For the past 18 months or so, at least three times a week, Greg and Gaby had made these clandestine pilgrimages. They followed the Sorcerer and his party to restaurants and movies, to inner-circle practice groups, anywhere they could. They shot video at every opportunity. A major tenant of the Sorcerer’s way was erasing personal history; he never allowed himself to be photographed or tape recorded. The last major legitimate interview he’d given was to Time magazine in 1973; even they couldn’t persuade him to pose for a full-face picture. The esteemed newsweekly ended up running an abstract drawing on the cover. The story described Castaneda as “an enigma wrapped in a mystery wrapped in a tortilla.”

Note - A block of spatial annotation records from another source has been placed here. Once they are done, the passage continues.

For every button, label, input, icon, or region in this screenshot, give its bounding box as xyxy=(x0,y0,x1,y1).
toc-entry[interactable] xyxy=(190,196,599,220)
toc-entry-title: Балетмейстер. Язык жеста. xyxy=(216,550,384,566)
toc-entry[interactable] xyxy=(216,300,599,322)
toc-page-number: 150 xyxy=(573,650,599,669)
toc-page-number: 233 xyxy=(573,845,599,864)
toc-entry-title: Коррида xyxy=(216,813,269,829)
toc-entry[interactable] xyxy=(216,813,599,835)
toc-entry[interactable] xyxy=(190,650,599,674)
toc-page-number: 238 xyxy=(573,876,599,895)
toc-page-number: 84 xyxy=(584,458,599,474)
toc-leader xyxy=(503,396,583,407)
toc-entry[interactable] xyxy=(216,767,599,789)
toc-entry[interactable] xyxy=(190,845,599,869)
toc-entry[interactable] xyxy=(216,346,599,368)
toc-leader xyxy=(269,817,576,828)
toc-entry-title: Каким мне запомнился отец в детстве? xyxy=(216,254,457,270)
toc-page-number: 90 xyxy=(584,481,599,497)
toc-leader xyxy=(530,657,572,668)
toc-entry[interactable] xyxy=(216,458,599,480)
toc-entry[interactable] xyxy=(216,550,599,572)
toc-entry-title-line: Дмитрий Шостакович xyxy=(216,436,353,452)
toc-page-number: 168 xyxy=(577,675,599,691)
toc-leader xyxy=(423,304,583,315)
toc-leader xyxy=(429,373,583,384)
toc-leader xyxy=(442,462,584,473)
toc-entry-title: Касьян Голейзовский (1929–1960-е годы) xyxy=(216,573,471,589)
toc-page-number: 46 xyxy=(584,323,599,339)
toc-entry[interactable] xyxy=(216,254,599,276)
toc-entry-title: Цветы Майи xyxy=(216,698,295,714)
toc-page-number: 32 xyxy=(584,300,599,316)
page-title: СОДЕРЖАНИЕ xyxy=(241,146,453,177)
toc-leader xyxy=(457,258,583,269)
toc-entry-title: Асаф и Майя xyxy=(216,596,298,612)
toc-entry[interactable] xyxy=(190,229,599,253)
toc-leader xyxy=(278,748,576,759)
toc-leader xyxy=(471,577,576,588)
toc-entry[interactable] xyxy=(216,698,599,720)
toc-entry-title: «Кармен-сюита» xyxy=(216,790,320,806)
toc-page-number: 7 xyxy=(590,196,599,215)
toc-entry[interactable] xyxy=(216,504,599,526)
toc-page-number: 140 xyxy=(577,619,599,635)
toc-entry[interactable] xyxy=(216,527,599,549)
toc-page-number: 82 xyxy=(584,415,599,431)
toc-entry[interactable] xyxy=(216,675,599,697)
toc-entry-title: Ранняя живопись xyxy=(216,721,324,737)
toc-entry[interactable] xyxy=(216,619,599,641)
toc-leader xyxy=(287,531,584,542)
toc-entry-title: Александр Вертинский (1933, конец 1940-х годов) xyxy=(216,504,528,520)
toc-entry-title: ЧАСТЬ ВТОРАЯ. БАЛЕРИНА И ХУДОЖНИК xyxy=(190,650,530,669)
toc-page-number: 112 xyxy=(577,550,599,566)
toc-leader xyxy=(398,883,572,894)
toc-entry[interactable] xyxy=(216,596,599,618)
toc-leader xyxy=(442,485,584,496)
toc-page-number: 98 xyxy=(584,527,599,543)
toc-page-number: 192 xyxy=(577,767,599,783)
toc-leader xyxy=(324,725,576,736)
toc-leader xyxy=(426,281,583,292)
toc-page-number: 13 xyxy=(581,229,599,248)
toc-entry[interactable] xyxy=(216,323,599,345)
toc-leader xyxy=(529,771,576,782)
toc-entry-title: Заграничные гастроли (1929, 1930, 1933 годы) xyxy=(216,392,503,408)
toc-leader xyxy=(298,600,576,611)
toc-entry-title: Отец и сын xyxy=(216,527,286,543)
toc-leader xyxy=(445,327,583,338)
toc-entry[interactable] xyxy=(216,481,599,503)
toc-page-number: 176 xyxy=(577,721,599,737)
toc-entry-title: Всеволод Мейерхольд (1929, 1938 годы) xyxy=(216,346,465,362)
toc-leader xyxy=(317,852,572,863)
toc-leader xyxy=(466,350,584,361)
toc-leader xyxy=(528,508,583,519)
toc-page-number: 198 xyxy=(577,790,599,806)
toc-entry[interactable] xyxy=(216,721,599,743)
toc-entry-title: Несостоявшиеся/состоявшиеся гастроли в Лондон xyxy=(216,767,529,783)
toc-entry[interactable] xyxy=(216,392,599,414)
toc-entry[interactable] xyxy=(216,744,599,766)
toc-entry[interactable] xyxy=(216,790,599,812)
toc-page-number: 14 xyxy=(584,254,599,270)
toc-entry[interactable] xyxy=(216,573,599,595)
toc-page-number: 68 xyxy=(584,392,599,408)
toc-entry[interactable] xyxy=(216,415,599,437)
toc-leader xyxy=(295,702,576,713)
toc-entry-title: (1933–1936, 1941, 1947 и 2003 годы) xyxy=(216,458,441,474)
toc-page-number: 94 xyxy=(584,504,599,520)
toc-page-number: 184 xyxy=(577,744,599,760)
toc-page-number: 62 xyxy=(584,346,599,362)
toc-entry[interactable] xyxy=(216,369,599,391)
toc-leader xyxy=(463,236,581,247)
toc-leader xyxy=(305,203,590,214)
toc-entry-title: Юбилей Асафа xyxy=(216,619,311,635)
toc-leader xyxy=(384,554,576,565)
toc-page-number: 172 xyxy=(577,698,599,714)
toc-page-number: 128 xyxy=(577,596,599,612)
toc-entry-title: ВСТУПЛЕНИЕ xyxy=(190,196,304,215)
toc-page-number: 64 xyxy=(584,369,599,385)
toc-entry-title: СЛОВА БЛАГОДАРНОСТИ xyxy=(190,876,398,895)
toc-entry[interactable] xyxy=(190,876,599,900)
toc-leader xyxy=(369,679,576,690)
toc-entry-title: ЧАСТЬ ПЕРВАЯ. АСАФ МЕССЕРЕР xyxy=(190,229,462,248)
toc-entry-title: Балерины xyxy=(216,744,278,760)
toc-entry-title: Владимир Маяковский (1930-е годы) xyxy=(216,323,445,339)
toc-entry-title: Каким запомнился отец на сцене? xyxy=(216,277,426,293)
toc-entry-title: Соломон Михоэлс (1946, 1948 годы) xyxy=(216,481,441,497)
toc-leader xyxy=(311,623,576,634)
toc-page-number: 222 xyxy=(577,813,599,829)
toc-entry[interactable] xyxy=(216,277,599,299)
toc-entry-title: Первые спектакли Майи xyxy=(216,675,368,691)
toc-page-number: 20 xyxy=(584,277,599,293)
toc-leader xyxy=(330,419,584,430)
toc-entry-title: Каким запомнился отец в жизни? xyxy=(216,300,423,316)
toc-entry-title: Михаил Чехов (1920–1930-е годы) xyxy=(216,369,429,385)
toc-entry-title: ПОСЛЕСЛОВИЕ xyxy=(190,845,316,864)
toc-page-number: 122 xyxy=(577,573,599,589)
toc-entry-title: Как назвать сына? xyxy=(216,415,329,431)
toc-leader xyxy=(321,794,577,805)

The Followers weren’t sure, exactly, what they were after. They just felt kind of compelled. And they wanted to know more.
On the one hand, what they were doing felt kind of tacky and intrusive, like they were peeping toms or paparazzi, or maybe more like they were children watching their parents have sex.
On the other, it felt like a legitimate — albeit amateur — anthropological exercise. The Sorcerer himself had earned a PhD in anthropology from UCLA; his third book, Journey to Ixtlan, had served as his thesis. His own journey had begun as an undergraduate inquiry into ethnobotany, a study of the natural hallucinogenic plants of the Southwest. In a way, the Followers considered their activities a sort of academic homage. Besides, they knew in their hearts their motives were pure, their energetic connection was strong and true. They meant no harm to the Sorcerer. Indeed, they liked him. They respected him. They just wanted to be close. The Sorcerer always talked about seeking non-ordinary reality.
It was hard to explain, perhaps, but this was theirs.